"Vereint, aber noch nicht eins"
19. Februar 2015In diesem Jahr feiert Deutschland 25 Jahre Friedliche Revolution und Deutsche Einheit. Aus diesem Grund hat die Ost-Beauftragte der Bundesregierung, die SPD-Politikerin Iris Gleicke, eine Studie zur Stimmung der Deutschen in Ost und West in Auftrag gegeben. Unter dem Titel "Sind wir ein Volk?" hat ein Team von Sozialwissenschaftlern aus Ost und West im vergangenen Herbst eine repräsentative Telefonumfrage durchgeführt und die Ergebnisse mit früheren Studien zusammengebracht. Die Zahlen und Daten wurden nun in Berlin vorgestellt. "Wir waren auch in den 40 Jahren der Teilung ein Volk", sagte Gleicke. "Und heute sind wir vereint, aber noch nicht eins."

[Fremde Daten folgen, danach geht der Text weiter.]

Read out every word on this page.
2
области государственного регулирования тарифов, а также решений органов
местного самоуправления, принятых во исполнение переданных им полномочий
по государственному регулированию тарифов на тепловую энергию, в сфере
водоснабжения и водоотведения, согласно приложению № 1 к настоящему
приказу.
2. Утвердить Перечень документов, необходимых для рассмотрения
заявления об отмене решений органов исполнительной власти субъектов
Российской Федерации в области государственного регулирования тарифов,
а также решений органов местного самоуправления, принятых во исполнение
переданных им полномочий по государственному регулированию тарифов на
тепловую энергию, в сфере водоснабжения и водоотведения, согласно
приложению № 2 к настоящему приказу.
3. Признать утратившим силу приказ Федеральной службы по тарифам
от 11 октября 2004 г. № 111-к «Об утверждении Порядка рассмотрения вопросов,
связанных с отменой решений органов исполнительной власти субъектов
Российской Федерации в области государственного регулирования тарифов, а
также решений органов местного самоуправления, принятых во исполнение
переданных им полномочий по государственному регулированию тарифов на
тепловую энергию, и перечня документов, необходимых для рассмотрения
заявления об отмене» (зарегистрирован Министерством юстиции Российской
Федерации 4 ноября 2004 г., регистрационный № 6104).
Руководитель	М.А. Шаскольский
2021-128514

Die Studie hat viele Gemeinsamkeiten ergeben. So wird die wirtschaftliche Lage aktuell ganz überwiegend positiv wahrgenommen, egal ob die Befragten aus dem Osten oder Westen kommen. Auch bezüglich der Prognose für die eigene Situation in naher Zukunft liegen Ost- und Westdeutsche gleichauf. Die allgemeine Lebenszufriedenheit unterscheide sich nur noch wenig: Zufrieden sind 83 Prozent im Westen und 76 Prozent im Osten.
Als Zeichen für eine "allen Irrtümern, Fehlern und Rückschlägen um Trotz insgesamt gute und gelungene Entwicklung" wertete Gleicke auch die Zahlen zur generellen Bewertung der Deutschen Einheit. 77 Prozent der Ostdeutschen und 62 Prozent der Westdeutschen haben für sich persönlich die Wiedervereinigung als vorteilhaft erlebt.
Politische Differenzen verschwinden bei der Jugend
Die Studie ergab aber auch Unterschiede. Fast drei Viertel der Westdeutschen, aber nur knapp die Hälfte der Ostdeutschen fühlen sich demnach in der Bundesrepublik "politisch zu Hause". Doch diese Differenz sei sozialisationsbedingt, sagen die Autoren. Denn bei der jüngeren Generation der 14- bis 29-Jährigen, die im vereinten Deutschland aufwuchs, hat sich ein beinahe identisches Meinungsbild ergeben, 64 Prozent im Westen und 65 Prozent im Osten. "Hier hat offenkundig der Generationenwechsel eine Annäherung der Einstellungen bewirkt", sagte Gleicke. Zur Präsentation der Studie waren auch Schüler eines Berliner Gymnasiums eingeladen, die diese neue Generation vertreten. Ost oder West? Diese typische Frage besonders in Berlin sei unter ihnen kein Thema mehr, aber sie würden erleben, dass dies bei ihren Eltern und Großeltern noch anders sei. Die Ostbeauftragte Gleicke rief die Schüler dazu auf, das Gespräch zu suchen und danach zu fragen, wie es damals in der DDR war.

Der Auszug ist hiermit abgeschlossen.